The paradox is explained by an early migration of a group ancestral to modern humans out of Africa into Europe followed by interbreeding with Neanderthals and complete replacement of their mitochondrial DNA. The divergence time of all known Neanderthal mitochondrial genomes is about 270,000 years ago19. The introduction of the African mitochondrial lineage into Neanderthal ancestors must have occurred sometime between 270,000 and 430,000 years ago.

A 2020 study provided further evidence of an earlier African movement into Europe by finding DNA  deriving from ancient African humans in the Neanderthal nuclear genome, that was introduced into ancestral Neanderthals between 200,000 and 300,000 years ago20. It seems plausible that this is the same event that led to the mitochondrial genome replacement, which would indicate that the human fragments in the Neanderthal genome came from an ancient group of humans that had split off from our African lineage by about 430,000 years.

Combined with Chen and colleagues’ finding that there was possibly ancient human-Neanderthal interbreeding 100,000-150,000 years ago, this suggests the possibility of multiple Out-of-Africa forays into Europe. Neanderthals kept records of these movements in their genomes, pointing to a more mobile and connected world of human species during the Middle Paleolithic than previously known.

The not-quite Neanderthals

New hominin fossils from the Sima de los Huesos site in Spain, first reported in 2014, were immediately thought to represent Neanderthal ancestors21. Dated to about 430,000 years ago, their teeth and bones share many features with Neanderthals, but lower cranial capacity and primitive nasal features suggested that they weren’t quite Neanderthals.

The recovery of nuclear and mitochondrial DNA from the Sima de los Huesos hominins – the oldest hominin DNA extracted to date – presented the opportunity to place the morphological inferences under a genomic lens. Meyer and colleagues found that these early Eurasian hominins did indeed represent ancestral Neanderthals that had already split off from Denisovans22, which is consistent with the older dates for the Neanderthal-Denisovan split predicted by previous studies.

A mitochondrial genome recovered from these hominins was more closely related to Denisovans than to Neanderthals.

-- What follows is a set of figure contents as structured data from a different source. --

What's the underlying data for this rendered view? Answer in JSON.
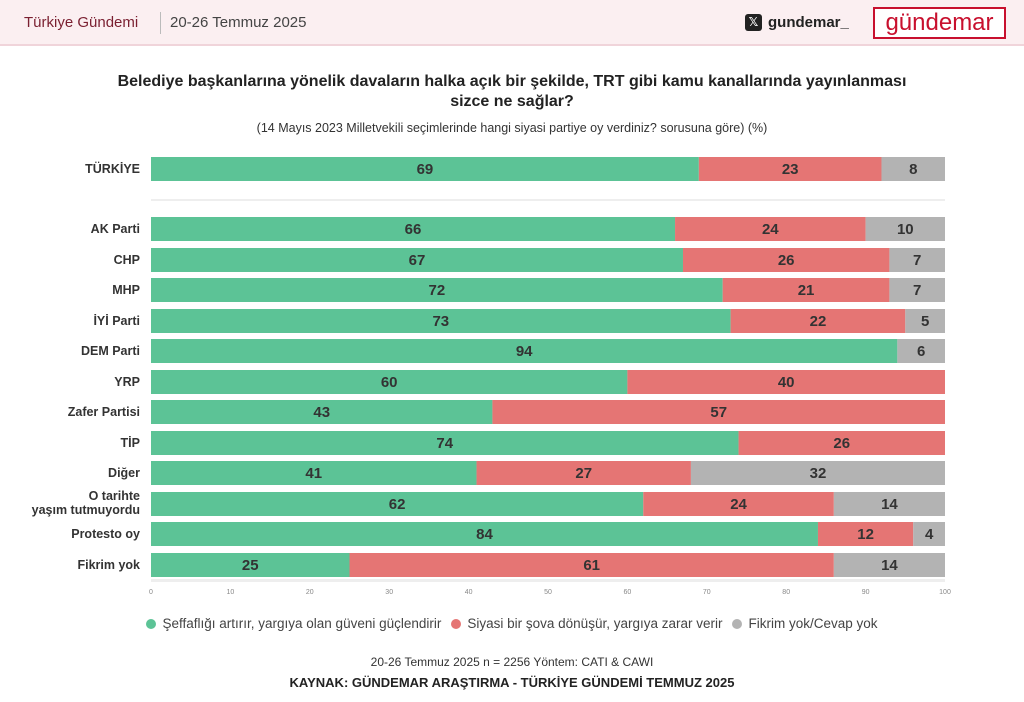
{
  "header": {
    "left_title": "Türkiye Gündemi",
    "date": "20-26 Temmuz 2025",
    "x_icon": "x-logo-icon",
    "x_handle": "gundemar_",
    "logo": "gündemar"
  },
  "chart_data": {
    "type": "bar",
    "orientation": "horizontal",
    "stacked": true,
    "title": "Belediye başkanlarına yönelik davaların halka açık bir şekilde, TRT gibi kamu kanallarında yayınlanması sizce ne sağlar?",
    "subtitle": "(14 Mayıs 2023 Milletvekili seçimlerinde hangi siyasi partiye oy verdiniz? sorusuna göre) (%)",
    "categories": [
      "TÜRKİYE",
      "AK Parti",
      "CHP",
      "MHP",
      "İYİ Parti",
      "DEM Parti",
      "YRP",
      "Zafer Partisi",
      "TİP",
      "Diğer",
      "O tarihte yaşım tutmuyordu",
      "Protesto oy",
      "Fikrim yok"
    ],
    "series": [
      {
        "name": "Şeffaflığı artırır, yargıya olan güveni güçlendirir",
        "color": "#5cc396",
        "values": [
          69,
          66,
          67,
          72,
          73,
          94,
          60,
          43,
          74,
          41,
          62,
          84,
          25
        ]
      },
      {
        "name": "Siyasi bir şova dönüşür, yargıya zarar verir",
        "color": "#e57574",
        "values": [
          23,
          24,
          26,
          21,
          22,
          0,
          40,
          57,
          26,
          27,
          24,
          12,
          61
        ]
      },
      {
        "name": "Fikrim yok/Cevap yok",
        "color": "#b3b3b3",
        "values": [
          8,
          10,
          7,
          7,
          5,
          6,
          0,
          0,
          0,
          32,
          14,
          4,
          14
        ]
      }
    ],
    "xlim": [
      0,
      100
    ],
    "xticks": [
      "0",
      "10",
      "20",
      "30",
      "40",
      "50",
      "60",
      "70",
      "80",
      "90",
      "100"
    ],
    "legend_position": "bottom"
  },
  "footer": {
    "method": "20-26 Temmuz 2025 n = 2256 Yöntem: CATI & CAWI",
    "source": "KAYNAK: GÜNDEMAR ARAŞTIRMA - TÜRKİYE GÜNDEMİ TEMMUZ 2025"
  }
}
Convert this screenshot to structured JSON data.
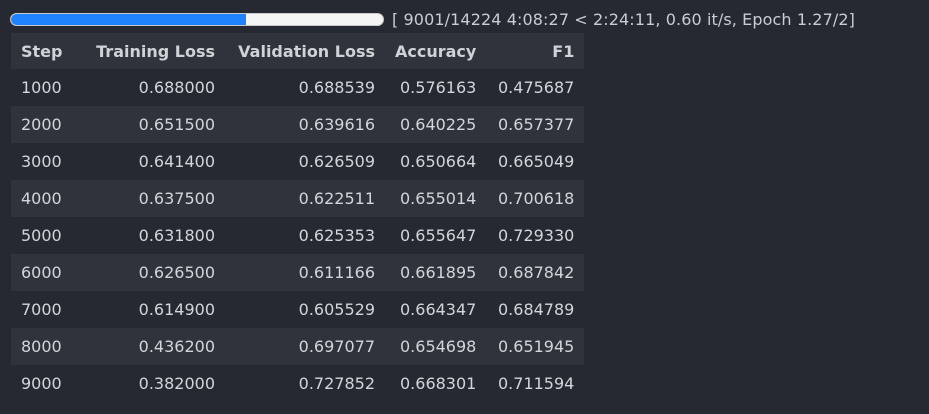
{
  "progress": {
    "fraction": 0.6328,
    "text": "[ 9001/14224 4:08:27 < 2:24:11, 0.60 it/s, Epoch 1.27/2]",
    "fill_color": "#1f82ff",
    "track_color": "#f4f4f4"
  },
  "table": {
    "headers": [
      "Step",
      "Training Loss",
      "Validation Loss",
      "Accuracy",
      "F1"
    ],
    "rows": [
      [
        "1000",
        "0.688000",
        "0.688539",
        "0.576163",
        "0.475687"
      ],
      [
        "2000",
        "0.651500",
        "0.639616",
        "0.640225",
        "0.657377"
      ],
      [
        "3000",
        "0.641400",
        "0.626509",
        "0.650664",
        "0.665049"
      ],
      [
        "4000",
        "0.637500",
        "0.622511",
        "0.655014",
        "0.700618"
      ],
      [
        "5000",
        "0.631800",
        "0.625353",
        "0.655647",
        "0.729330"
      ],
      [
        "6000",
        "0.626500",
        "0.611166",
        "0.661895",
        "0.687842"
      ],
      [
        "7000",
        "0.614900",
        "0.605529",
        "0.664347",
        "0.684789"
      ],
      [
        "8000",
        "0.436200",
        "0.697077",
        "0.654698",
        "0.651945"
      ],
      [
        "9000",
        "0.382000",
        "0.727852",
        "0.668301",
        "0.711594"
      ]
    ]
  }
}
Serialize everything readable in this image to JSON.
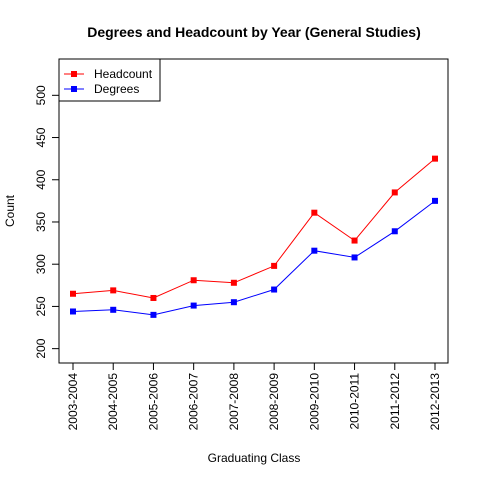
{
  "chart_data": {
    "type": "line",
    "title": "Degrees and Headcount by Year (General Studies)",
    "xlabel": "Graduating Class",
    "ylabel": "Count",
    "categories": [
      "2003-2004",
      "2004-2005",
      "2005-2006",
      "2006-2007",
      "2007-2008",
      "2008-2009",
      "2009-2010",
      "2010-2011",
      "2011-2012",
      "2012-2013"
    ],
    "yticks": [
      200,
      250,
      300,
      350,
      400,
      450,
      500
    ],
    "ylim": [
      183,
      543
    ],
    "grid": false,
    "legend_position": "top-left",
    "series": [
      {
        "name": "Headcount",
        "color": "#ff0000",
        "marker_color": "#ff0000",
        "values": [
          265,
          269,
          260,
          281,
          278,
          298,
          361,
          328,
          385,
          425
        ]
      },
      {
        "name": "Degrees",
        "color": "#0000ff",
        "marker_color": "#0000ff",
        "values": [
          244,
          246,
          240,
          251,
          255,
          270,
          316,
          308,
          339,
          375
        ]
      }
    ]
  }
}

This suggests that Meyer and colleagues had caught the Neanderthal ancestors before their mitochondrial genomes were replaced by encounters with ancient humans from Africa, neatly bookending a chapter of early human history that we could not have learnt about without the genomes of our hominin cousins from Eurasia.

New threads

The presence of Neanderthal and Denisovan ancestry in many modern human populations raises the possibility that there are other as yet undiscovered extinct hominins we may be harboring genes from. And indeed, novel approaches for detecting archaic hominin fragments in genomes without knowing the identity of the hominins themselves are beginning to provide tantalizing clues to other dispersals and interactions between hominins across Eurasia, in addition to those involving Neanderthals and Denisovans23. For instance, Hubisz and colleagues recently discovered that 1% of the Denisovan genome derives from an unknown archaic hominin and 15% of these fragments made it into modern humans following interbreeding with Denisovans in Eurasia20. It is tempting to speculate that this unknown hominin was in fact a species known from the fossil record, such as Homo erectus, but without the genome of the hominin itself, we cannot know for certain.

A decade since the first complete Neanderthal genome sequence was reported, interbreeding between contemporary hominin species has become well-established at least for the timespan in which DNA can be instructive. There is little reason to believe this was not true throughout the entire history of the hominin lineage.